The employee-consumer journey intersection

Journey mapping has become a standard tool for understanding and improving consumer experiences. However, many healthcare organizations are missing the opportunity to overlay consumer journeys with employee journeys to identify critical intersection points where employee and consumer experiences directly impact each other.

This dual-lens approach reveals opportunities to reduce friction, enhance service delivery, and create meaningful experiences for both staff and patients. By mapping the full employee journey alongside the consumer journey, organizations can pinpoint bottlenecks and areas of friction that might otherwise remain hidden.

This collaborative approach cannot thrive within traditional organizational silos. When departments operate in isolation, the consumer experience inevitably suffers at handoff points. The new paradigm of healthcare brand growth demands breaking down these barriers, with marketing, clinical teams, operations, and human resources working together at the intersection of outcomes and shared responsibilities. Without this cross-functional collaboration, even the most well-designed culture initiatives will falter when tested by real-world consumer journeys.

For example, a registration process that frustrates patients often similarly frustrates staff. By redesigning this process with both audiences in mind, organizations can create improvements that simultaneously enhance consumer satisfaction and employee engagement. These intersection points represent the most leveraged opportunities for experience improvement.

Measuring the impact of healthcare culture on experience

Yes, the connection between employee culture and consumer experience can and should be measured. Forward-thinking organizations track metrics that matter across both domains, including employee engagement and satisfaction alongside consumer experience scores.

More importantly, they analyze the correlation between these metrics to understand how employee experiences influence consumer outcomes. This analysis often reveals direct relationships between units with high employee engagement and those with superior consumer satisfaction – and vice versa.

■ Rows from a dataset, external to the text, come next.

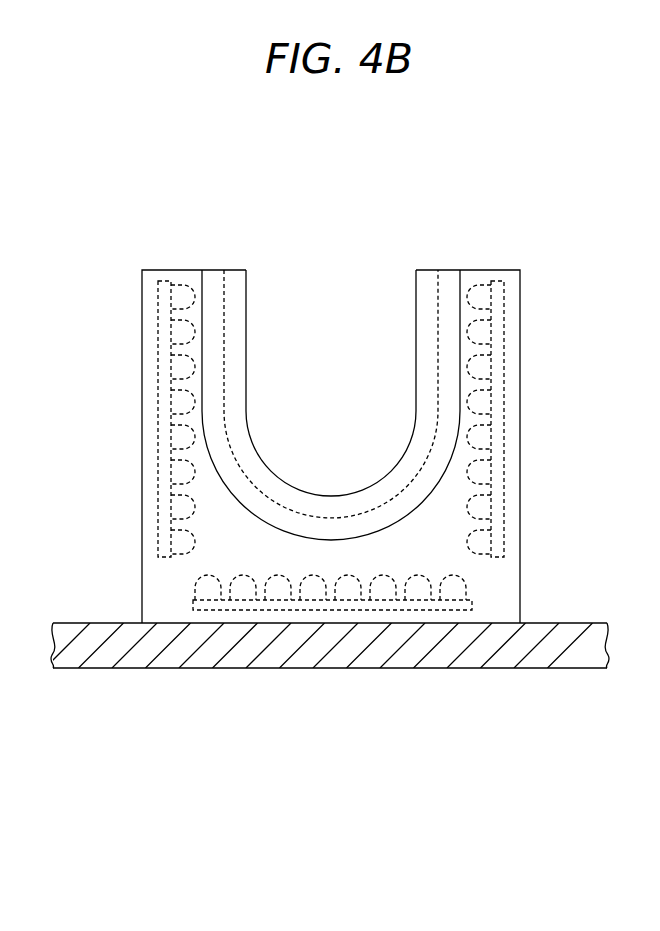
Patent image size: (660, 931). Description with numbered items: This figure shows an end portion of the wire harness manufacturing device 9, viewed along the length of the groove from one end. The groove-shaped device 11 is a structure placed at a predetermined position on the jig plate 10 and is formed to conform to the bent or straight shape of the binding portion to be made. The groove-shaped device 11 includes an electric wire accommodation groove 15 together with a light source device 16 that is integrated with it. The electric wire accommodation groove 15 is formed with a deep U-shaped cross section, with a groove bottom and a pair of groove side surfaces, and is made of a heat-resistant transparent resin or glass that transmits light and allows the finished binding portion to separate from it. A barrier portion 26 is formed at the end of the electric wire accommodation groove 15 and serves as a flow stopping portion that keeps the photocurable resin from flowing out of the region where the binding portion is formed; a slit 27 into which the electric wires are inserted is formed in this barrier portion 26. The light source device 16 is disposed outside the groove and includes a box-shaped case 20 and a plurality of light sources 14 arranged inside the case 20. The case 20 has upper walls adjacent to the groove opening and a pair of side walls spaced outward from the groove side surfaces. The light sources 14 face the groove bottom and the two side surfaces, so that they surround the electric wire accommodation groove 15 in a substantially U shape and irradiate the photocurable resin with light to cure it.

The wire harness manufacturing device 9 is at (182, 137).
The jig plate 10 is at (78, 622).
The groove-shaped device 11 is at (292, 247).
The light source 14 is at (158, 386).
The electric wire accommodation groove 15 is at (336, 355).
The light source device 16 is at (563, 712).
The case 20 is at (172, 270).
The barrier portion 26 is at (430, 282).
The slit 27 is at (247, 305).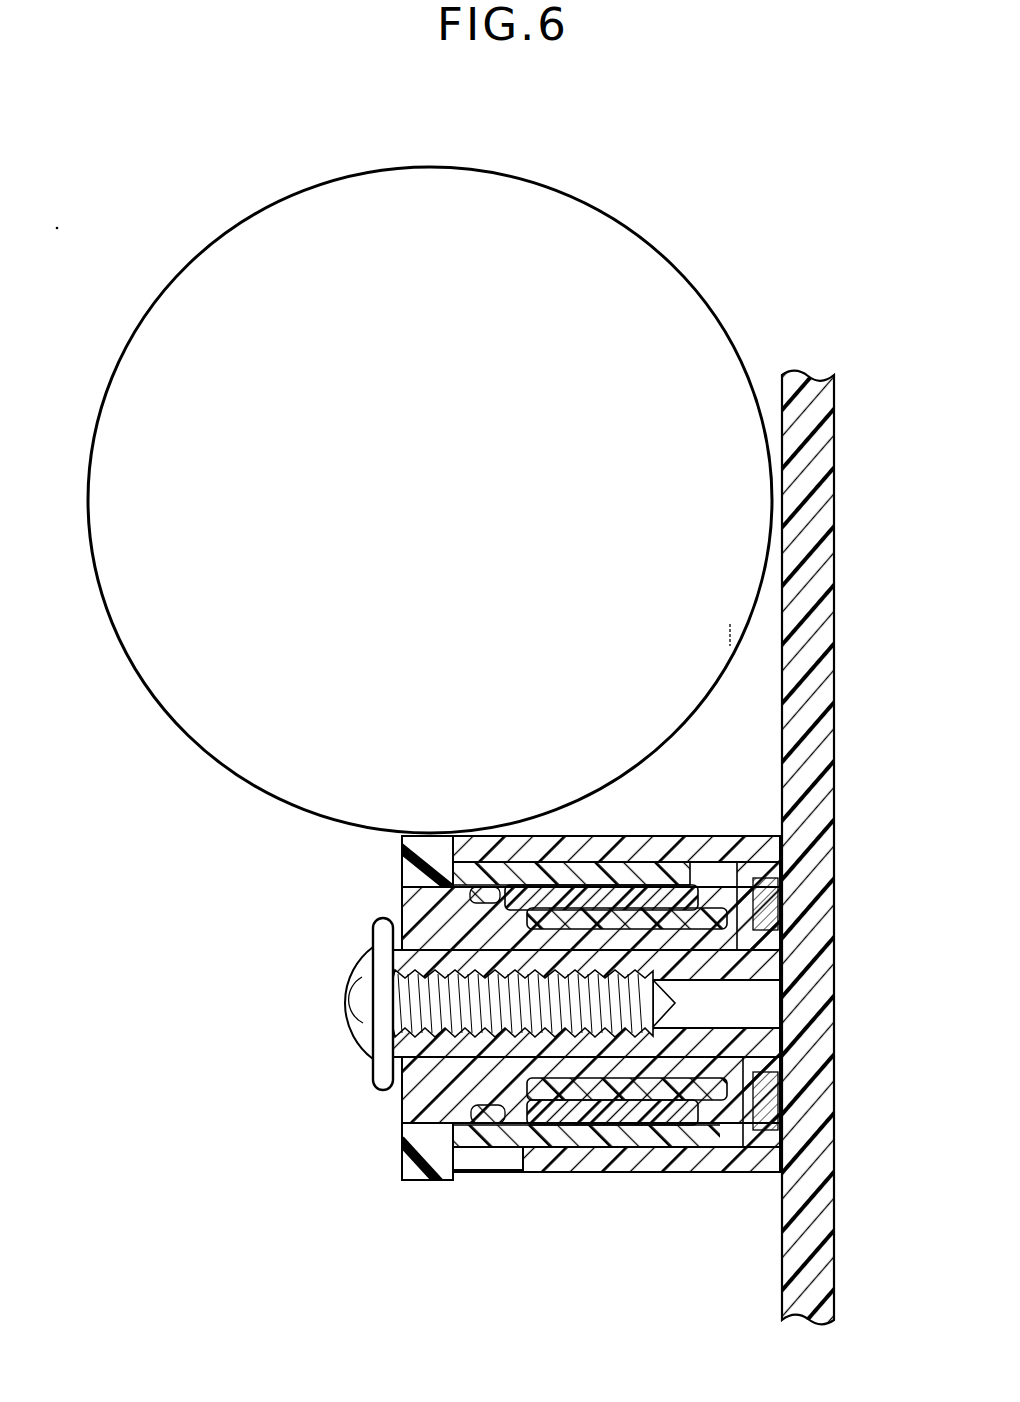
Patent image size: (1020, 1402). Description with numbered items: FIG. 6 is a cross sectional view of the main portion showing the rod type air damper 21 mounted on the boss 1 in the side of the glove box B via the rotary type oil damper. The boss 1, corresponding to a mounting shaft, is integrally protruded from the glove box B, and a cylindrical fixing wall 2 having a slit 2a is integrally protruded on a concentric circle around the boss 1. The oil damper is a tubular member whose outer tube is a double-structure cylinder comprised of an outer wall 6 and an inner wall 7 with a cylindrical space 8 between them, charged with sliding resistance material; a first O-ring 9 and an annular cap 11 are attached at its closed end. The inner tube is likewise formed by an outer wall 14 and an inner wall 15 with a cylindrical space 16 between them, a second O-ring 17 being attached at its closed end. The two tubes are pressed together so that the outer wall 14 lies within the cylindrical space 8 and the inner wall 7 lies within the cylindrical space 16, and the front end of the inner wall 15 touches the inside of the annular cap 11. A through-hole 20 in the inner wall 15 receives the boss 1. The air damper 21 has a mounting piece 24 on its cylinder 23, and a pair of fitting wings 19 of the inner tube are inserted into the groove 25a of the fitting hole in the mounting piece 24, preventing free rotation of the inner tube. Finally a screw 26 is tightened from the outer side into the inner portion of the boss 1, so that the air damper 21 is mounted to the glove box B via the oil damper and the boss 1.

The boss 1 is at (403, 1043).
The fixing wall 2 is at (591, 1002).
The slit 2a is at (465, 1175).
The outer wall 6 is at (515, 858).
The inner wall 7 is at (665, 860).
The cylindrical space 8 is at (690, 860).
The first O-ring 9 is at (740, 1170).
The annular cap 11 is at (790, 1095).
The outer wall 14 is at (555, 860).
The inner wall 15 is at (580, 1170).
The cylindrical space 16 is at (695, 1170).
The second O-ring 17 is at (498, 1172).
The fitting wings 19 is at (403, 893).
The through-hole 20 is at (630, 1170).
The rod type air damper 21 is at (430, 469).
The cylinder 23 is at (240, 258).
The mounting piece 24 is at (420, 1182).
The groove 25a is at (371, 1011).
The screw 26 is at (362, 977).
The glove box B is at (818, 415).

Creating feedback loops to continuously improve these metrics is essential. Providing consistent, structured opportunities for employees to share experiences, similar to those used for patients, help organizations identify emerging issues before they become crises. Acting on insights from these feedback mechanisms demonstrates organizational commitment to both employee and consumer experiences.

Healthcare culture as the foundation of lasting patient trust

In today’s healthcare environment, where consumers have more choices than ever, healthcare culture may be the most sustainable competitive advantage. Technical capabilities can be replicated, facilities can be built, but a cohesive culture that consistently delivers on brand promises is uniquely difficult to copy.

For healthcare leaders, the path forward is clear: invest in culture design as a strategic imperative, equip every employee to be a brand messenger, and recognize that the journey to exceptional consumer experiences begins with the employee experience. When your people embody your values in every interaction—whether during a routine visit or a moment of crisis—you create an environment where healing happens not just through clinical intervention, but through human connection.

The healthcare organizations that thrive in the future will be those that understand that in healthcare, culture isn’t just how things get done—it’s what gets experienced by every patient who walks through your doors.